Abstract

Garry Wills,
Font of Life: Ambrose, Augustine, and the Mystery of Baptism
, Oxford University Press: Oxford, 2012; 208 pp.: 9780199605798, £16.99 (hbk)
One of America’s pre-eminent Catholic scholars, Garry Wills, has written on subjects as diverse as the Kennedy family, Martial’s Epigrams, Abraham Lincoln and the writings of St Paul. Departing from his previous focus on American history and politics, Wills now publishes mainly on the subjects of early Christianity and contemporary Catholicism. His latest book, Font of Life, takes up in greater detail subjects he has touched on in his biography Saint Augustine (1999), his new translation of Augustine's Confessions (2008) for Penguin Classics and Augustine’s “Confessions”: A Biography (2011).
Although Font of Life is ostensibly about baptism, it becomes obvious in the final chapter that Wills is more interested in the relationship of Ambrose to Augustine. Thus, his book is really a dual biography, a study in contrasts. And when the reader begins to understand this, it becomes easier to fathom why Wills devotes two whole chapters to subjects that have nothing to do with baptism, namely, Ambrose’s public struggle with the Arian emperor Valentinian over control of Milan’s churches and his epistolary exchange with Symmachus over the proposed restoration of the Altar of Victory in Rome. Wills digresses on these topics because Augustine was in Milan at the time of the struggle and Symmachus was his patron in Rome before his move to Milan. More to the point, Wills argues that, while Augustine initially distanced himself from Ambrose’s more heavy-handed tactics, he later embraced them in dealing with the twin threats of Donatism and Pelagianism. Similarly, whereas Augustine is supposed to have downplayed relics and miracles in the period immediately after his conversion, he is shown to have later used relics of St Stephen in much the same way that Ambrose had earlier used the relics of SS Gervase and Protase.
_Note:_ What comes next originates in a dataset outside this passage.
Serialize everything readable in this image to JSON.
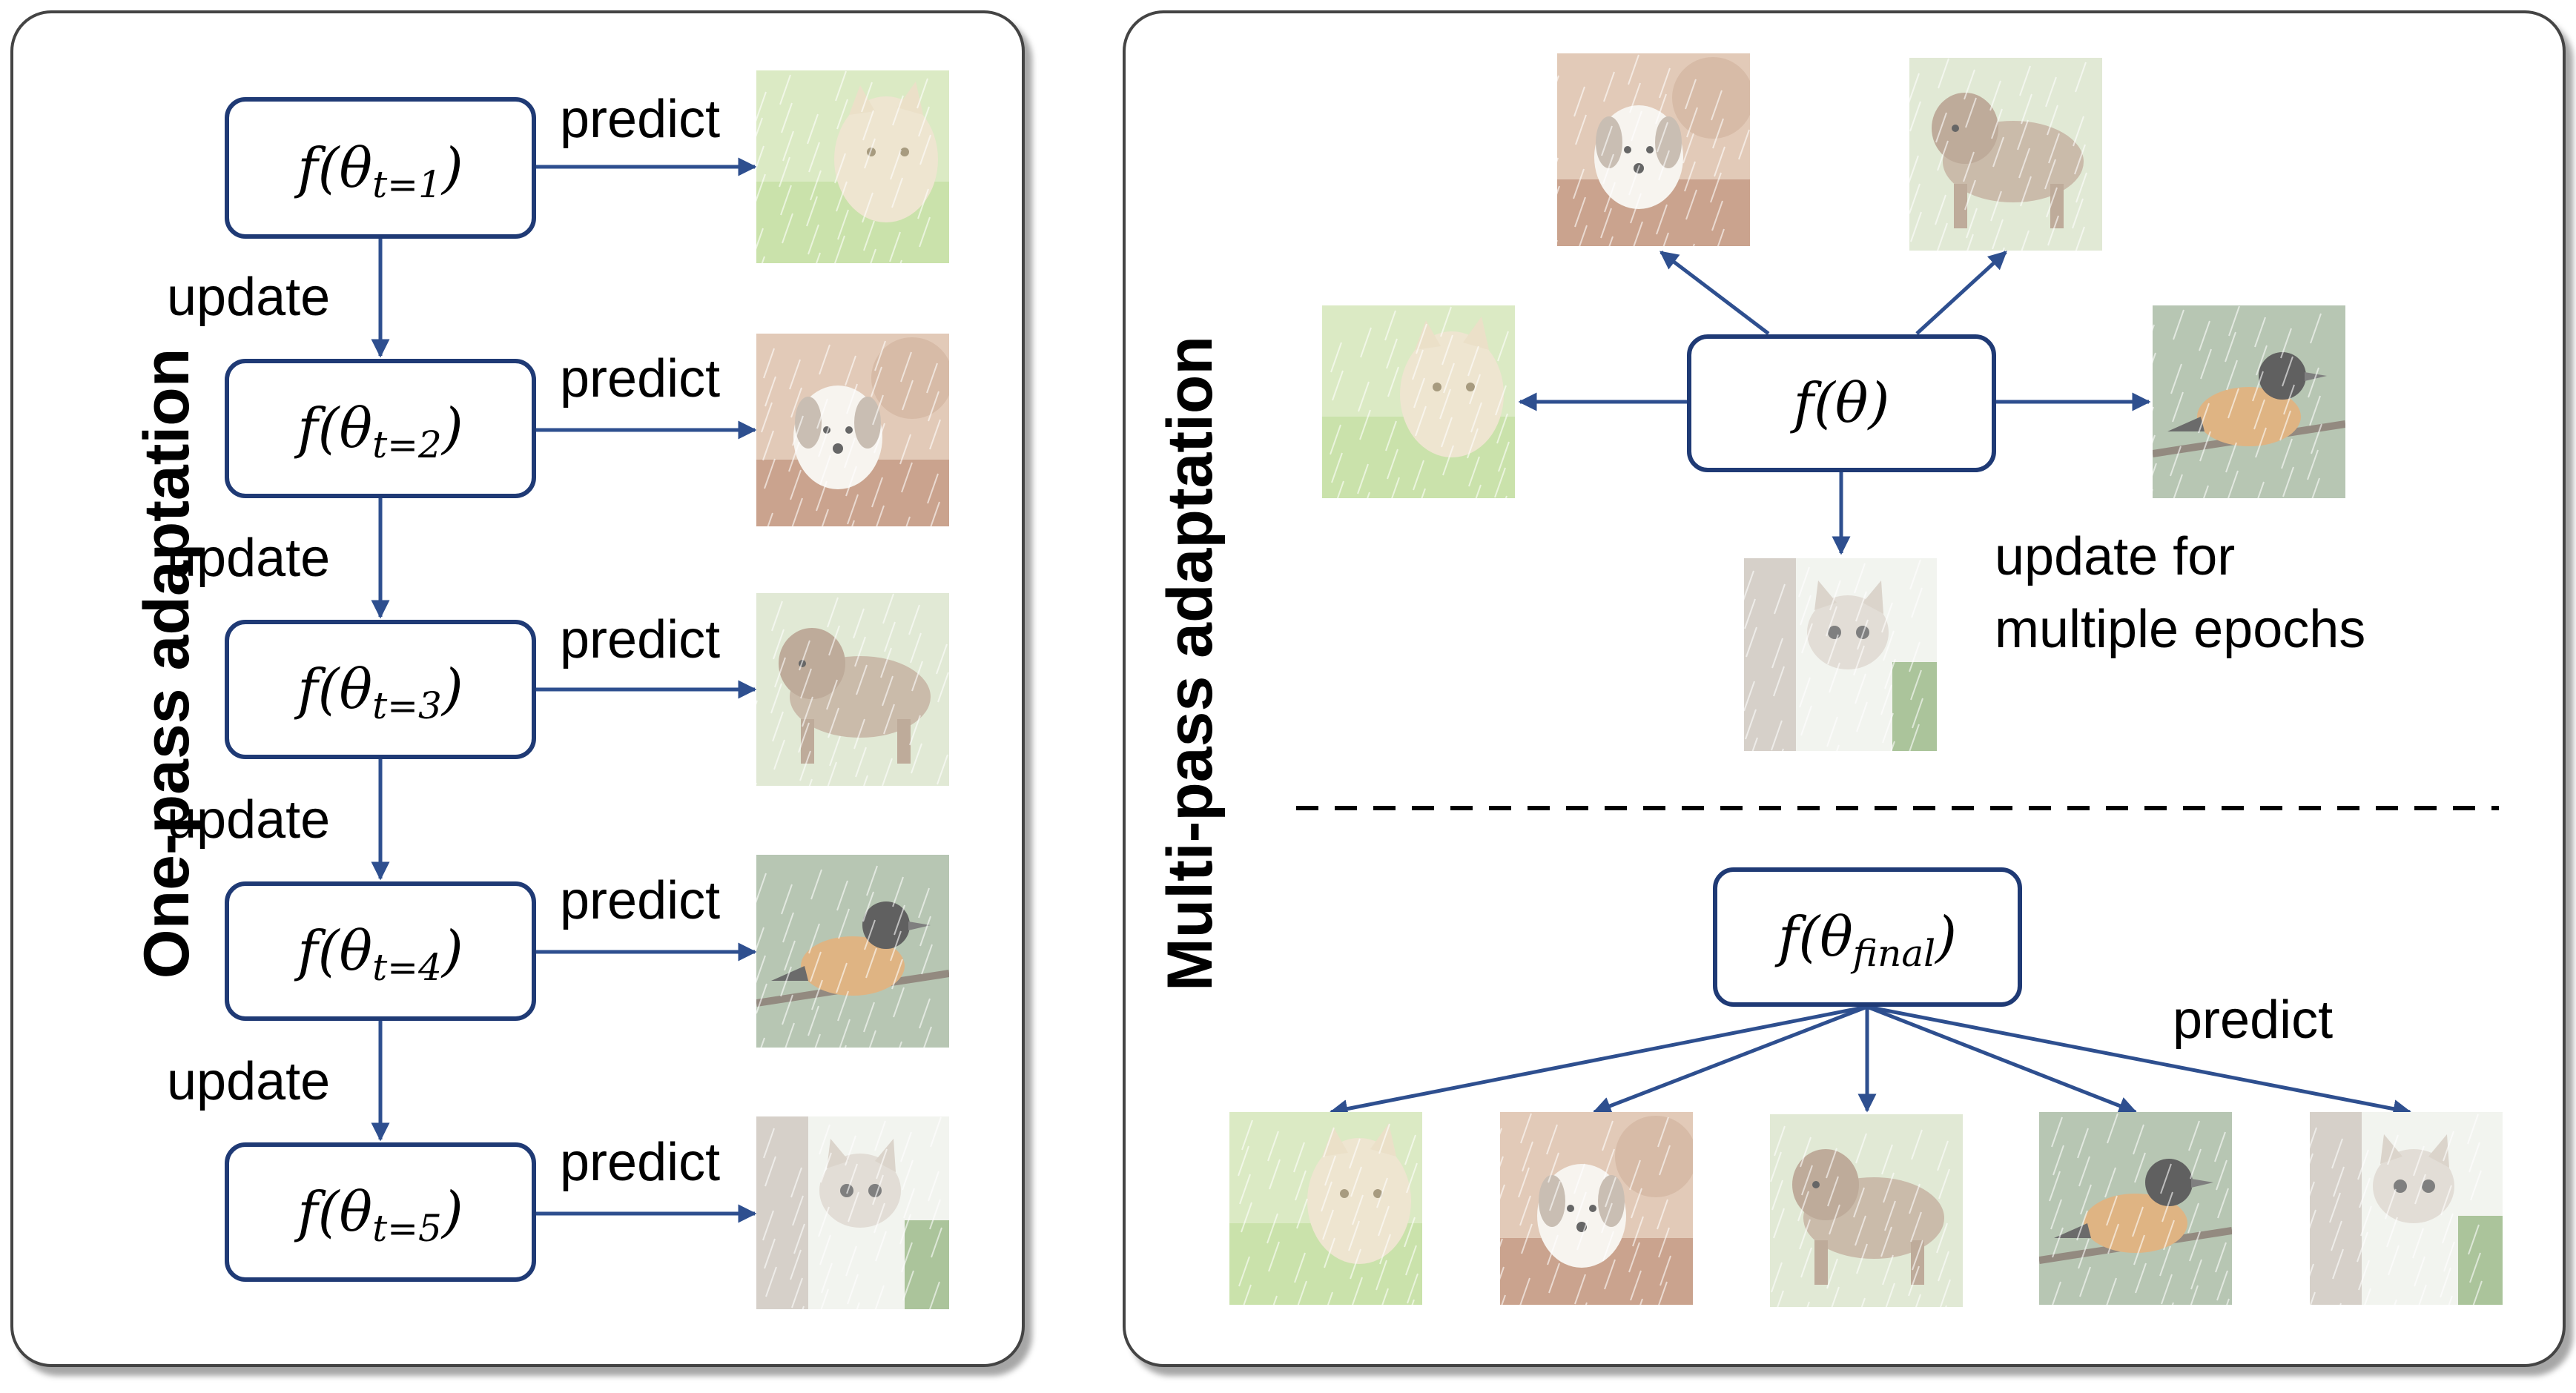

Wills’s primary argument is encapsulated in the title of his eleventh and final chapter, ‘Augustine Needs Ambrose’. It is not a question of Augustine’s theology of baptism being deficient, although that would have made the book very interesting indeed, but of Augustine needing the force of Ambrose’s personality. In order to illustrate (literally) his point, Wills introduces artistic depictions of the two saints. Whereas Ambrose is shown triumphing over his heretical foes, Augustine is portrayed as a scholar in his study. Wills also argues that Ambrose had little influence on Augustine at the time of his conversion, except for the baptismal instruction imparted. Instead, Augustine owed far more to Simplician, who had earlier baptized Ambrose and would succeed him as bishop of Milan.
A small and attractively produced book, Font of Life is a fascinating character study of two leading figures in the early Church. Along the way, it teaches the reader plenty about ancient baptismal rites, early Christian architecture and typological readings of Scripture. Garry Wills has shown once again why St Augustine – and St Ambrose, by extension – remains relevant to contemporary Christianity.